天正十八年(1590年)、豊臣秀吉の小田原攻めにより消失したが、寛永四年(1627年)菊経和尚により再建された。
中門脇の鐘楼の梵鐘は小田原攻めの際、石垣山一夜城で使用された。

禅寺の風光
山門を入ると自然林を背景とした伽藍と境内の静寂な佇まいがある。この自然林はヒメハルゼミの貴重な生息地で県の保護林に指定されている。竜虎図ほか方丈(本堂)の襖絵(県重文)と枯山水庭園は、江戸時代初期再建後の遺構ではあるが、禅寺の風光をのこし室町時代以降に花開いた禅文化の近世箱根における遺産の一つとも言える。樹齢六百余年の槙をはじめ様々な樹木は四季によりその彩りを変える。虚飾を廃し自然のなかに溶け込んだ早雲寺の風光に禅が求めた姿のひとつがある。
写真:北条五代の墓所
歴史と文化
室町時代の連歌師飯尾宗祇は文亀二年箱根湯本で亡くなった。江戸時代になると、供養塔のある早雲寺は宗祇終焉の地として多くの俳人が訪れ、稲津祇空のように晩年墓守りをする人物も現れた。 戦国時代、東国で異彩を放った水墨画家雪村周継は、開山以天和尚を慕って早雲寺に滞在しその頂相を画いている(大徳寺所蔵)。 天正十八年北條氏の庇護を受けていた堺の茶人山上宗二は、師利休に再会する為早雲寺を訪れ、四月十一日師の面前で秀吉に惨殺された。 早雲寺の山門と方丈の扁額には江戸時代初期、朝鮮通信使写字官の書が掛けられ、この寺が日本の歴史と文化の大きな流れのなかで存続したことを実感させる。

開山堂以天宗清和尚像
文明四年京都伊勢氏の被官蜷川氏の子として生まれる。泉涌寺で得度、のち紫野大徳寺で東海宗朝に嗣法。以天は早雲が大徳寺において参禅した春浦宗熙の法孫にあたる。伊豆韮山香山寺から早雲寺に入り、早雲・氏綱・氏康三代にわたり北條一門の帰依を受けた。

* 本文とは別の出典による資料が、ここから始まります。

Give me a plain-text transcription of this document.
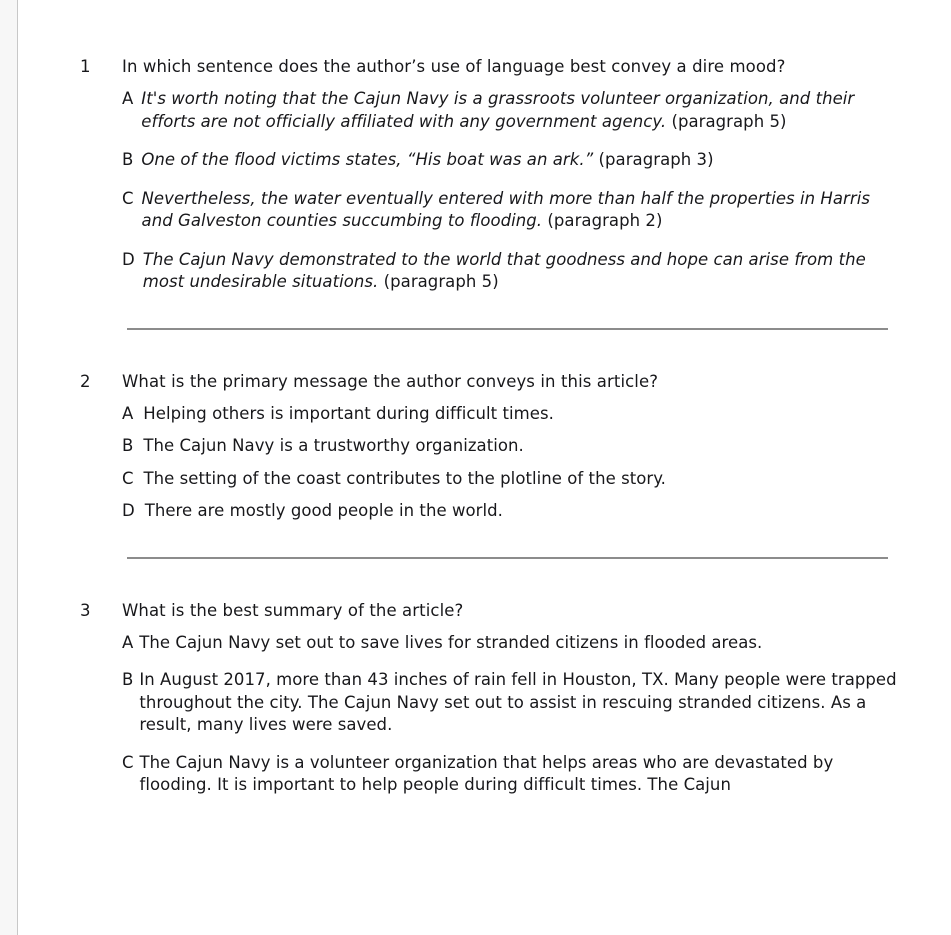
1	In which sentence does the author’s use of language best convey a dire mood?
A It's worth noting that the Cajun Navy is a grassroots volunteer organization, and their efforts are not officially affiliated with any government agency. (paragraph 5)
B One of the flood victims states, “His boat was an ark.” (paragraph 3)
C Nevertheless, the water eventually entered with more than half the properties in Harris and Galveston counties succumbing to flooding. (paragraph 2)
D The Cajun Navy demonstrated to the world that goodness and hope can arise from the most undesirable situations. (paragraph 5)
2	What is the primary message the author conveys in this article?
A Helping others is important during difficult times.
B The Cajun Navy is a trustworthy organization.
C The setting of the coast contributes to the plotline of the story.
D There are mostly good people in the world.
3	What is the best summary of the article?
A The Cajun Navy set out to save lives for stranded citizens in flooded areas.
B In August 2017, more than 43 inches of rain fell in Houston, TX. Many people were trapped throughout the city. The Cajun Navy set out to assist in rescuing stranded citizens. As a result, many lives were saved.
C The Cajun Navy is a volunteer organization that helps areas who are devastated by flooding. It is important to help people during difficult times. The Cajun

大室宗碩(小田原風祭宝泉寺開山)など多くの弟子を輩出、大徳寺関東龍泉派を形成した。この法系から江戸時代、細川・前田・柳生など諸大名の帰依を受けた下谷の広徳寺や小笠原氏の赤坂種徳寺が生まれている。

美術・工芸
早雲寺の遺宝のうち早雲画像(国重文)、氏綱・氏康画像(県重文)以外で注目されるのは、伝宗祇所持織物張文台硯箱(国重文)と早雲寺芹椀、機織図・枇杷小禽図・伝雪村筆三羅漢図(以上県重文)・式部輝忠筆達磨図など北條時代の絵画類である。文台硯箱の織物は初代龍村平蔵により早雲寺文台裂として複製され名物裂の一つとなっている。芹椀は中世漆器組椀の名品である。その他開山以天宗清頂相(県重文)以下歴代住職の頂相類や中世文書、土佐光起筆北條五代画像・宗祇画像、鎌倉時代末元徳年銘梵鐘(県重文)など多くの文化財を蔵し、早雲寺は小田原北條文化をしのぶ貴重な宝庫となっている。